Il participera à de nombreuses expositions collectives en France et à l’étranger. Palazuelo collabore étroitement avec la Galerie Maeght qui lui organise de nombreuses expositions personnelles en France comme à l’étranger (Paris, Barcelone, Zurich, St Paul de Vence). Son art obtiendra des prix prestigieux comme le prix Kandinsky (1952) ou Carnegie (1958), la médaille d’or de Bellas Artes (1982).
Palazuelo abordera la sculpture au début des années 50, travail qui s’amplifiera dans les années 60, puis 80.

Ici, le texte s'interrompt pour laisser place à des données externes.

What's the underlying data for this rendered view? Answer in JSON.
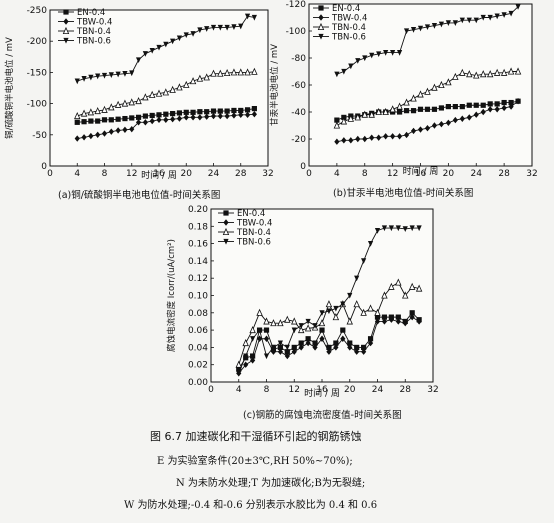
{
  "figure": {
    "title": "图 6.7   加速碳化和干湿循环引起的钢筋锈蚀",
    "notes": [
      "E 为实验室条件(20±3℃,RH 50%~70%);",
      "N 为未防水处理;T 为加速碳化;B为无裂缝;",
      "W 为防水处理;-0.4 和-0.6 分别表示水胶比为 0.4 和 0.6"
    ]
  },
  "captions": {
    "a": "(a)铜/硫酸铜半电池电位值-时间关系图",
    "b": "(b)甘汞半电池电位值-时间关系图",
    "c": "(c)钢筋的腐蚀电流密度值-时间关系图"
  },
  "chart_data": [
    {
      "id": "a",
      "type": "line",
      "xlabel": "时间 / 周",
      "ylabel": "铜/硫酸铜半电池电位 / mV",
      "xlim": [
        0,
        32
      ],
      "ylim": [
        0,
        -250
      ],
      "xticks": [
        0,
        4,
        8,
        12,
        16,
        20,
        24,
        28,
        32
      ],
      "yticks": [
        0,
        -50,
        -100,
        -150,
        -200,
        -250
      ],
      "xtick_labels": [
        "0",
        "4",
        "8",
        "12",
        "16",
        "20",
        "24",
        "28",
        "32"
      ],
      "ytick_labels": [
        "0",
        "-50",
        "-100",
        "-150",
        "-200",
        "-250"
      ],
      "legend_position": "top-left",
      "series": [
        {
          "name": "EN-0.4",
          "marker": "square",
          "x": [
            4,
            5,
            6,
            7,
            8,
            9,
            10,
            11,
            12,
            13,
            14,
            15,
            16,
            17,
            18,
            19,
            20,
            21,
            22,
            23,
            24,
            25,
            26,
            27,
            28,
            29,
            30
          ],
          "y": [
            -70,
            -71,
            -72,
            -72,
            -74,
            -74,
            -75,
            -76,
            -77,
            -78,
            -80,
            -81,
            -82,
            -83,
            -84,
            -85,
            -86,
            -86,
            -87,
            -87,
            -88,
            -88,
            -88,
            -89,
            -89,
            -90,
            -92
          ]
        },
        {
          "name": "TBW-0.4",
          "marker": "diamond",
          "x": [
            4,
            5,
            6,
            7,
            8,
            9,
            10,
            11,
            12,
            13,
            14,
            15,
            16,
            17,
            18,
            19,
            20,
            21,
            22,
            23,
            24,
            25,
            26,
            27,
            28,
            29,
            30
          ],
          "y": [
            -44,
            -46,
            -48,
            -50,
            -52,
            -55,
            -57,
            -58,
            -59,
            -70,
            -70,
            -72,
            -74,
            -74,
            -75,
            -76,
            -78,
            -78,
            -78,
            -79,
            -80,
            -80,
            -80,
            -81,
            -82,
            -82,
            -83
          ]
        },
        {
          "name": "TBN-0.4",
          "marker": "triangle-open",
          "x": [
            4,
            5,
            6,
            7,
            8,
            9,
            10,
            11,
            12,
            13,
            14,
            15,
            16,
            17,
            18,
            19,
            20,
            21,
            22,
            23,
            24,
            25,
            26,
            27,
            28,
            29,
            30
          ],
          "y": [
            -80,
            -84,
            -86,
            -88,
            -90,
            -94,
            -98,
            -100,
            -102,
            -104,
            -110,
            -114,
            -116,
            -118,
            -122,
            -126,
            -130,
            -136,
            -140,
            -142,
            -148,
            -148,
            -149,
            -150,
            -150,
            -150,
            -151
          ]
        },
        {
          "name": "TBN-0.6",
          "marker": "triangle-filled",
          "x": [
            4,
            5,
            6,
            7,
            8,
            9,
            10,
            11,
            12,
            13,
            14,
            15,
            16,
            17,
            18,
            19,
            20,
            21,
            22,
            23,
            24,
            25,
            26,
            27,
            28,
            29,
            30
          ],
          "y": [
            -136,
            -140,
            -142,
            -144,
            -145,
            -146,
            -147,
            -148,
            -149,
            -170,
            -180,
            -185,
            -190,
            -195,
            -200,
            -205,
            -210,
            -212,
            -218,
            -220,
            -222,
            -222,
            -222,
            -223,
            -224,
            -240,
            -238
          ]
        }
      ]
    },
    {
      "id": "b",
      "type": "line",
      "xlabel": "时间 / 周",
      "ylabel": "甘汞半电池电位 / mV",
      "xlim": [
        0,
        32
      ],
      "ylim": [
        0,
        -120
      ],
      "xticks": [
        0,
        4,
        8,
        12,
        16,
        20,
        24,
        28,
        32
      ],
      "yticks": [
        0,
        -20,
        -40,
        -60,
        -80,
        -100,
        -120
      ],
      "xtick_labels": [
        "0",
        "4",
        "8",
        "12",
        "16",
        "20",
        "24",
        "28",
        "32"
      ],
      "ytick_labels": [
        "0",
        "-20",
        "-40",
        "-60",
        "-80",
        "-100",
        "-120"
      ],
      "legend_position": "top-left",
      "series": [
        {
          "name": "EN-0.4",
          "marker": "square",
          "x": [
            4,
            5,
            6,
            7,
            8,
            9,
            10,
            11,
            12,
            13,
            14,
            15,
            16,
            17,
            18,
            19,
            20,
            21,
            22,
            23,
            24,
            25,
            26,
            27,
            28,
            29,
            30
          ],
          "y": [
            -34,
            -36,
            -37,
            -37,
            -38,
            -39,
            -40,
            -40,
            -40,
            -40,
            -41,
            -41,
            -42,
            -42,
            -42,
            -43,
            -44,
            -44,
            -44,
            -45,
            -45,
            -45,
            -46,
            -46,
            -47,
            -47,
            -48
          ]
        },
        {
          "name": "TBW-0.4",
          "marker": "diamond",
          "x": [
            4,
            5,
            6,
            7,
            8,
            9,
            10,
            11,
            12,
            13,
            14,
            15,
            16,
            17,
            18,
            19,
            20,
            21,
            22,
            23,
            24,
            25,
            26,
            27,
            28,
            29,
            30
          ],
          "y": [
            -18,
            -19,
            -19,
            -20,
            -20,
            -21,
            -21,
            -22,
            -22,
            -22,
            -23,
            -26,
            -27,
            -28,
            -30,
            -31,
            -32,
            -34,
            -35,
            -36,
            -38,
            -40,
            -42,
            -42,
            -43,
            -44,
            -48
          ]
        },
        {
          "name": "TBN-0.4",
          "marker": "triangle-open",
          "x": [
            4,
            5,
            6,
            7,
            8,
            9,
            10,
            11,
            12,
            13,
            14,
            15,
            16,
            17,
            18,
            19,
            20,
            21,
            22,
            23,
            24,
            25,
            26,
            27,
            28,
            29,
            30
          ],
          "y": [
            -30,
            -33,
            -35,
            -36,
            -38,
            -38,
            -40,
            -40,
            -42,
            -44,
            -47,
            -50,
            -53,
            -55,
            -58,
            -60,
            -62,
            -66,
            -69,
            -68,
            -67,
            -68,
            -68,
            -69,
            -69,
            -70,
            -70
          ]
        },
        {
          "name": "TBN-0.6",
          "marker": "triangle-filled",
          "x": [
            4,
            5,
            6,
            7,
            8,
            9,
            10,
            11,
            12,
            13,
            14,
            15,
            16,
            17,
            18,
            19,
            20,
            21,
            22,
            23,
            24,
            25,
            26,
            27,
            28,
            29,
            30
          ],
          "y": [
            -68,
            -70,
            -74,
            -78,
            -80,
            -82,
            -83,
            -84,
            -84,
            -84,
            -100,
            -101,
            -102,
            -103,
            -104,
            -105,
            -106,
            -106,
            -108,
            -108,
            -108,
            -110,
            -110,
            -111,
            -112,
            -113,
            -118
          ]
        }
      ]
    },
    {
      "id": "c",
      "type": "line",
      "xlabel": "时间 / 周",
      "ylabel": "腐蚀电流密度 Icorr/(uA/cm²)",
      "xlim": [
        0,
        32
      ],
      "ylim": [
        0,
        0.2
      ],
      "xticks": [
        0,
        4,
        8,
        12,
        16,
        20,
        24,
        28,
        32
      ],
      "yticks": [
        0,
        0.02,
        0.04,
        0.06,
        0.08,
        0.1,
        0.12,
        0.14,
        0.16,
        0.18,
        0.2
      ],
      "xtick_labels": [
        "0",
        "4",
        "8",
        "12",
        "16",
        "20",
        "24",
        "28",
        "32"
      ],
      "ytick_labels": [
        "0.00",
        "0.02",
        "0.04",
        "0.06",
        "0.08",
        "0.10",
        "0.12",
        "0.14",
        "0.16",
        "0.18",
        "0.20"
      ],
      "legend_position": "top-left",
      "series": [
        {
          "name": "EN-0.4",
          "marker": "square",
          "x": [
            4,
            5,
            6,
            7,
            8,
            9,
            10,
            11,
            12,
            13,
            14,
            15,
            16,
            17,
            18,
            19,
            20,
            21,
            22,
            23,
            24,
            25,
            26,
            27,
            28,
            29,
            30
          ],
          "y": [
            0.015,
            0.028,
            0.03,
            0.06,
            0.06,
            0.038,
            0.04,
            0.035,
            0.04,
            0.045,
            0.05,
            0.045,
            0.06,
            0.04,
            0.045,
            0.06,
            0.045,
            0.04,
            0.04,
            0.05,
            0.075,
            0.075,
            0.075,
            0.075,
            0.07,
            0.08,
            0.072
          ]
        },
        {
          "name": "TBW-0.4",
          "marker": "diamond",
          "x": [
            4,
            5,
            6,
            7,
            8,
            9,
            10,
            11,
            12,
            13,
            14,
            15,
            16,
            17,
            18,
            19,
            20,
            21,
            22,
            23,
            24,
            25,
            26,
            27,
            28,
            29,
            30
          ],
          "y": [
            0.01,
            0.02,
            0.025,
            0.05,
            0.05,
            0.035,
            0.035,
            0.03,
            0.035,
            0.04,
            0.045,
            0.04,
            0.05,
            0.035,
            0.04,
            0.05,
            0.04,
            0.035,
            0.035,
            0.045,
            0.07,
            0.07,
            0.072,
            0.07,
            0.068,
            0.075,
            0.07
          ]
        },
        {
          "name": "TBN-0.4",
          "marker": "triangle-open",
          "x": [
            4,
            5,
            6,
            7,
            8,
            9,
            10,
            11,
            12,
            13,
            14,
            15,
            16,
            17,
            18,
            19,
            20,
            21,
            22,
            23,
            24,
            25,
            26,
            27,
            28,
            29,
            30
          ],
          "y": [
            0.02,
            0.045,
            0.06,
            0.08,
            0.07,
            0.068,
            0.068,
            0.072,
            0.07,
            0.06,
            0.062,
            0.063,
            0.068,
            0.09,
            0.075,
            0.09,
            0.07,
            0.09,
            0.08,
            0.085,
            0.08,
            0.1,
            0.11,
            0.115,
            0.1,
            0.11,
            0.108
          ]
        },
        {
          "name": "TBN-0.6",
          "marker": "triangle-filled",
          "x": [
            4,
            5,
            6,
            7,
            8,
            9,
            10,
            11,
            12,
            13,
            14,
            15,
            16,
            17,
            18,
            19,
            20,
            21,
            22,
            23,
            24,
            25,
            26,
            27,
            28,
            29,
            30
          ],
          "y": [
            0.01,
            0.03,
            0.05,
            0.06,
            0.03,
            0.04,
            0.045,
            0.04,
            0.06,
            0.065,
            0.07,
            0.065,
            0.08,
            0.082,
            0.085,
            0.09,
            0.1,
            0.12,
            0.14,
            0.16,
            0.175,
            0.178,
            0.178,
            0.178,
            0.177,
            0.178,
            0.178
          ]
        }
      ]
    }
  ]
}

S’il commence à peindre d’une manière néo-cubiste, l’année 1946 marque son passage à l’abstraction. Ses premières réalisations se fondent sur l’observation de structures naturelles, cristaux de neige, cellules vivantes - qu’il examine au microscope -, atomes. D’esprit géométrique à ses débuts, son art évolue vers l’emploi de lignes plus sinueuses, tout en gardant ce tempérament austère qui le caractérise. Viendront les thèmes des pierres et des ondes qui s’accordent à sa gamme chromatique composée essentiellement d’ocres, de terres de Sienne et de rouges.
Pablo Palazuelo est mort dans la commune madriléne de Galapagar en 2007.